High impact intervention care bundles

Care bundles were devised by the Institute of Health Improvement and have been incorporated by the DH into the Saving Lives programme as high impact interventions (DH, 2007).

A care bundle is a set of practices which, when performed consistently, has been shown to improve patient outcomes.

High impact intervention number 6 is the urinary catheter care bundle and reflects the evidence in the national epic2 guidelines (Pratt et al, 2007).
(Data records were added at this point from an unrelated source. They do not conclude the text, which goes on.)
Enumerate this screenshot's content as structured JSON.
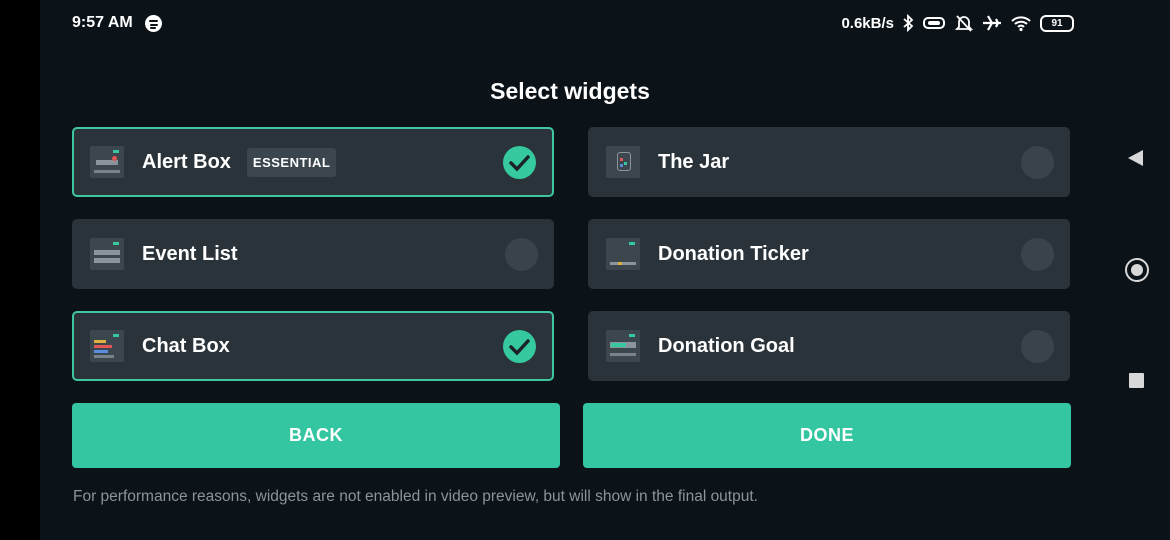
{
  "status_bar": {
    "time": "9:57 AM",
    "speed": "0.6kB/s",
    "battery": "91",
    "icons": [
      "spotify-icon",
      "bluetooth-icon",
      "vibrate-icon",
      "alarm-off-icon",
      "airplane-icon",
      "wifi-icon",
      "battery-icon"
    ]
  },
  "title": "Select widgets",
  "widgets": [
    {
      "label": "Alert Box",
      "badge": "ESSENTIAL",
      "selected": true,
      "icon": "alert-box-thumbnail-icon"
    },
    {
      "label": "The Jar",
      "selected": false,
      "icon": "jar-thumbnail-icon"
    },
    {
      "label": "Event List",
      "selected": false,
      "icon": "event-list-thumbnail-icon"
    },
    {
      "label": "Donation Ticker",
      "selected": false,
      "icon": "donation-ticker-thumbnail-icon"
    },
    {
      "label": "Chat Box",
      "selected": true,
      "icon": "chat-box-thumbnail-icon"
    },
    {
      "label": "Donation Goal",
      "selected": false,
      "icon": "donation-goal-thumbnail-icon"
    }
  ],
  "buttons": {
    "back": "BACK",
    "done": "DONE"
  },
  "footer_note": "For performance reasons, widgets are not enabled in video preview, but will show in the final output.",
  "colors": {
    "accent": "#33c6a0",
    "card": "#2a333a",
    "background": "#0b1319"
  },
  "nav": {
    "icons": [
      "back-icon",
      "home-icon",
      "recents-icon"
    ]
  }
}
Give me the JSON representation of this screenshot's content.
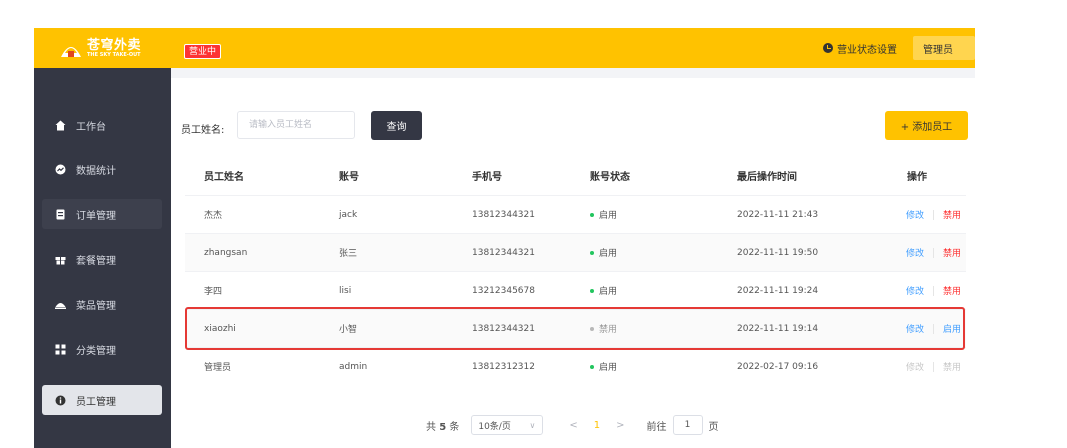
{
  "header": {
    "logo_cn": "苍穹外卖",
    "logo_en": "THE SKY TAKE-OUT",
    "status_tag": "营业中",
    "biz_setting": "营业状态设置",
    "admin": "管理员"
  },
  "sidebar": {
    "items": [
      {
        "label": "工作台",
        "icon": "home-icon"
      },
      {
        "label": "数据统计",
        "icon": "chart-icon"
      },
      {
        "label": "订单管理",
        "icon": "order-icon"
      },
      {
        "label": "套餐管理",
        "icon": "package-icon"
      },
      {
        "label": "菜品管理",
        "icon": "dish-icon"
      },
      {
        "label": "分类管理",
        "icon": "category-icon"
      },
      {
        "label": "员工管理",
        "icon": "employee-icon"
      }
    ]
  },
  "search": {
    "label": "员工姓名:",
    "placeholder": "请输入员工姓名",
    "button": "查询"
  },
  "add_button": "+ 添加员工",
  "table": {
    "headers": [
      "员工姓名",
      "账号",
      "手机号",
      "账号状态",
      "最后操作时间",
      "操作"
    ],
    "rows": [
      {
        "name": "杰杰",
        "account": "jack",
        "phone": "13812344321",
        "status": "启用",
        "time": "2022-11-11 21:43",
        "edit": "修改",
        "toggle": "禁用"
      },
      {
        "name": "zhangsan",
        "account": "张三",
        "phone": "13812344321",
        "status": "启用",
        "time": "2022-11-11 19:50",
        "edit": "修改",
        "toggle": "禁用"
      },
      {
        "name": "李四",
        "account": "lisi",
        "phone": "13212345678",
        "status": "启用",
        "time": "2022-11-11 19:24",
        "edit": "修改",
        "toggle": "禁用"
      },
      {
        "name": "xiaozhi",
        "account": "小智",
        "phone": "13812344321",
        "status": "禁用",
        "time": "2022-11-11 19:14",
        "edit": "修改",
        "toggle": "启用"
      },
      {
        "name": "管理员",
        "account": "admin",
        "phone": "13812312312",
        "status": "启用",
        "time": "2022-02-17 09:16",
        "edit": "修改",
        "toggle": "禁用"
      }
    ]
  },
  "pager": {
    "total_prefix": "共",
    "total": "5",
    "total_suffix": "条",
    "page_size": "10条/页",
    "current": "1",
    "goto_label": "前往",
    "goto_value": "1",
    "page_unit": "页"
  },
  "colors": {
    "brand": "#ffc200",
    "sidebar": "#343744",
    "enabled_dot": "#22c55e",
    "disabled_dot": "#b8b8b8",
    "link_blue": "#419eff",
    "link_red": "#fd3333",
    "highlight": "#e53935"
  }
}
In addition to setting out the key elements of care, there is an audit tool that practitioners can use to assess their compliance.

Completion of the audit will demonstrate where weaknesses in practice need to be addressed and provides evidence of an organisation’s commitment to service improvement.

Good practice point
In all areas where short term catheters are used, practitioners should assess their practice using the Saving Lives care bundle.

Conclusion

CAUTI is an all too common HCAI that causes unnecessary distress to patients and delays their recovery. Attention to and compliance with these good practice points would reduce the risk of CAUTI and assure staff that they are demonstrating best practice in their care.